Italian media reports have also outlined a second line of inquiry into Rocchi’s referee assignment process. Investigators are examining claims that he re-assigned a scheduled referee for an Inter Milan fixture to an official alleged to be more favorable to the Nerazzurri, the club’s popular nickname. Inter Milan, which finished the 2024-25 season just one point behind eventual champions Napoli, has not been implicated in any wrongdoing connected to the alleged incident.
The Italian Football Federation (FIGC) previously opened an internal disciplinary probe into the Udinese-Parma VAR incident last year, but ultimately dismissed all proceedings against Rocchi in July. The scandal has now been reignited after Milan judicial authorities launched the formal criminal investigation, bringing fresh scrutiny to Italian soccer’s governing structures.
FIGC Prosecutor Giuseppe Chiné confirmed that the federation is maintaining close communication with Milan’s public prosecutor’s office, and has stated that the governing body will reconsider reopening its own internal investigation if new, credible evidence emerges from the criminal probe.
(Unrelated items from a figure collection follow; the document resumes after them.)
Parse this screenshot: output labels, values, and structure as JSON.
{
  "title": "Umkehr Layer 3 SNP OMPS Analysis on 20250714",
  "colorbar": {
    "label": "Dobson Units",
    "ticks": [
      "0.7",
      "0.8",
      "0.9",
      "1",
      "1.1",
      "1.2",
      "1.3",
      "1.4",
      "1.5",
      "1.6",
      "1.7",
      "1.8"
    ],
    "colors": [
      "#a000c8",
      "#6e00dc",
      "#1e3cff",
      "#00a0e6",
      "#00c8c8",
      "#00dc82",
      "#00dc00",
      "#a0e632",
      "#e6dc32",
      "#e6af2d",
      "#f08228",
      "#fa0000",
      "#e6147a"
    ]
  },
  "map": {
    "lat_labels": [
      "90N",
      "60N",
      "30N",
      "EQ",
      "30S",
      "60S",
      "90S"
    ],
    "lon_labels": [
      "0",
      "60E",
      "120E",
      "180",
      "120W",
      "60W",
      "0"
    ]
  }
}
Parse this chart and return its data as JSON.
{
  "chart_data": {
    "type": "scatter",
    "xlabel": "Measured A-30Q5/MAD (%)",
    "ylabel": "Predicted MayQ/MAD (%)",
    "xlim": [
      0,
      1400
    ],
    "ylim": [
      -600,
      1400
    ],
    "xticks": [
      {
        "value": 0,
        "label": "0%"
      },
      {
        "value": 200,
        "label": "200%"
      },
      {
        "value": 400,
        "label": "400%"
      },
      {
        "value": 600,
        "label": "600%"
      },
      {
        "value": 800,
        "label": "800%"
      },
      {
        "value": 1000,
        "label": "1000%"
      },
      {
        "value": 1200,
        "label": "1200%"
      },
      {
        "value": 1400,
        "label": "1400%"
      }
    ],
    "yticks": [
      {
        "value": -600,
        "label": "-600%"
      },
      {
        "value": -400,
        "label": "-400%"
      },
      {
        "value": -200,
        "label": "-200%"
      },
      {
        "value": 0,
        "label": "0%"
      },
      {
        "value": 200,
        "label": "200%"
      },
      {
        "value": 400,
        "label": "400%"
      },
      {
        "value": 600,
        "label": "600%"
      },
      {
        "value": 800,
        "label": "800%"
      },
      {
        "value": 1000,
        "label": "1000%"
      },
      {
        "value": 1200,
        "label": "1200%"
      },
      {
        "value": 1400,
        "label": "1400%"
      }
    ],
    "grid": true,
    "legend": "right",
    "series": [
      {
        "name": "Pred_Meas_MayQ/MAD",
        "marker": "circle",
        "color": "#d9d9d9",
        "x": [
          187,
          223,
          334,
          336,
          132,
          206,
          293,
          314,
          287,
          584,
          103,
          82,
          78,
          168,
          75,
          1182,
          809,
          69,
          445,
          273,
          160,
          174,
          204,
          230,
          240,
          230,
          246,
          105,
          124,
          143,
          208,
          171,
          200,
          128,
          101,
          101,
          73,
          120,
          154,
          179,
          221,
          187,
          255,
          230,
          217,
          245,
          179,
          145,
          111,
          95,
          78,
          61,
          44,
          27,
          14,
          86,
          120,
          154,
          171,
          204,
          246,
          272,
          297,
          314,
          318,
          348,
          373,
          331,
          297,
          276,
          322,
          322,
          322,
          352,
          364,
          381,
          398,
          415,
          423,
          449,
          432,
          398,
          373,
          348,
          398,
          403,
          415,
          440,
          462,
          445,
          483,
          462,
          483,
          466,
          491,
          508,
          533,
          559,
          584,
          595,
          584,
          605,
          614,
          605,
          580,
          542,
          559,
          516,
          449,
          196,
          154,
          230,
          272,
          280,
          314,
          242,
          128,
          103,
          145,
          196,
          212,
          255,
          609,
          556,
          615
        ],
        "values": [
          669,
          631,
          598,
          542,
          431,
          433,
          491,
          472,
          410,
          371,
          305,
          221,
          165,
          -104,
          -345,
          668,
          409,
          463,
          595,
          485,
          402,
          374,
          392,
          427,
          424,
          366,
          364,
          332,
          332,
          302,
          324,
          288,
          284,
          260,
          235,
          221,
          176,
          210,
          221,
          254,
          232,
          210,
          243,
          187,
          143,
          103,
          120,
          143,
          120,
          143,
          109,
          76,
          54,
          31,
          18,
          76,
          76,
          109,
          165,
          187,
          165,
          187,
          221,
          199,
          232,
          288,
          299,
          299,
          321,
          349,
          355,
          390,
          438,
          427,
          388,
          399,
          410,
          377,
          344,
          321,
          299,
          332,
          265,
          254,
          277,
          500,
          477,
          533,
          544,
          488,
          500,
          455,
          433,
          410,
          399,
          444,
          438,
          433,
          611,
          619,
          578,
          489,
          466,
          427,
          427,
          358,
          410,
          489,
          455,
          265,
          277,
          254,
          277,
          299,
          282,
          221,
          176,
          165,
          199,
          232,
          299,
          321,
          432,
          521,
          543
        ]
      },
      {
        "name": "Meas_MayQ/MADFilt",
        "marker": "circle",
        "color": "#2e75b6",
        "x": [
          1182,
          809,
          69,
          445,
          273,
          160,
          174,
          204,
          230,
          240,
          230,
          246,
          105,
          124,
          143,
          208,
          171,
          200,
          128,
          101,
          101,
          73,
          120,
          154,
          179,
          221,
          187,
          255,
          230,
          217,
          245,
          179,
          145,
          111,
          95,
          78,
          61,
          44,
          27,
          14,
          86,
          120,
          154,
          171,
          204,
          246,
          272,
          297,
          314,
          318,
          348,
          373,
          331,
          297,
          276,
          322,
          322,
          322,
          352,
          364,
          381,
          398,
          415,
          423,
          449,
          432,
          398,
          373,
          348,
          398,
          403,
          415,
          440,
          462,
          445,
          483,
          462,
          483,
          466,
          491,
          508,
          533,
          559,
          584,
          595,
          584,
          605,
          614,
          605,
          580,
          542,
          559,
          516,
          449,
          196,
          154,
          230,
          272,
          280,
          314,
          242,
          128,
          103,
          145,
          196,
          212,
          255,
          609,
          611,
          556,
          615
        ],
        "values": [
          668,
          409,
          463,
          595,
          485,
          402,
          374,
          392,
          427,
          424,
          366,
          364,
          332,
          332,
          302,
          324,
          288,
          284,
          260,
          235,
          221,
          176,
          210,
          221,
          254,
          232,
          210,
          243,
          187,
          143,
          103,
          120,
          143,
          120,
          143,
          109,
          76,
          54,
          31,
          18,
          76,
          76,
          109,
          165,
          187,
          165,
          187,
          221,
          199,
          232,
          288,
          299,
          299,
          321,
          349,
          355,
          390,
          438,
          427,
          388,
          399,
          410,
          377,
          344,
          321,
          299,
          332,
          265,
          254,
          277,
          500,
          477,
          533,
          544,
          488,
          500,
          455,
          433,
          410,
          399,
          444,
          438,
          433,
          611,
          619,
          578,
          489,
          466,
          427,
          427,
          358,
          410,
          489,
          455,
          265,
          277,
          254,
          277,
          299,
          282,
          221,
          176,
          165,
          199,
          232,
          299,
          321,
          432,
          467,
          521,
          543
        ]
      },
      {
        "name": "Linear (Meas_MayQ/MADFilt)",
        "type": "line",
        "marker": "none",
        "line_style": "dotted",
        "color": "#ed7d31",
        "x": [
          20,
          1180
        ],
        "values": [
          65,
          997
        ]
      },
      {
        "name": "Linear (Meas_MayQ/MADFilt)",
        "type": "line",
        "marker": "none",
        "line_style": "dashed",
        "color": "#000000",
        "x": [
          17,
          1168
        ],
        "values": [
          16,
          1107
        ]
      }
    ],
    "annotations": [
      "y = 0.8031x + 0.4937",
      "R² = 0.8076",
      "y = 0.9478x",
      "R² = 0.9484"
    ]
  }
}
This latest controversy arrives at a moment when Italian soccer is already reeling from institutional upheaval. Earlier this month, the men’s national team failed to qualify for its third straight World Cup, a historic slump that forced the immediate resignations of FIGC president Gabriele Gravina and national team head coach Gennaro Gattuso. Sports analysts note that the new refereeing scandal has deepened public distrust in Italian soccer’s governance, compounding the damage from the national team’s repeated international failures.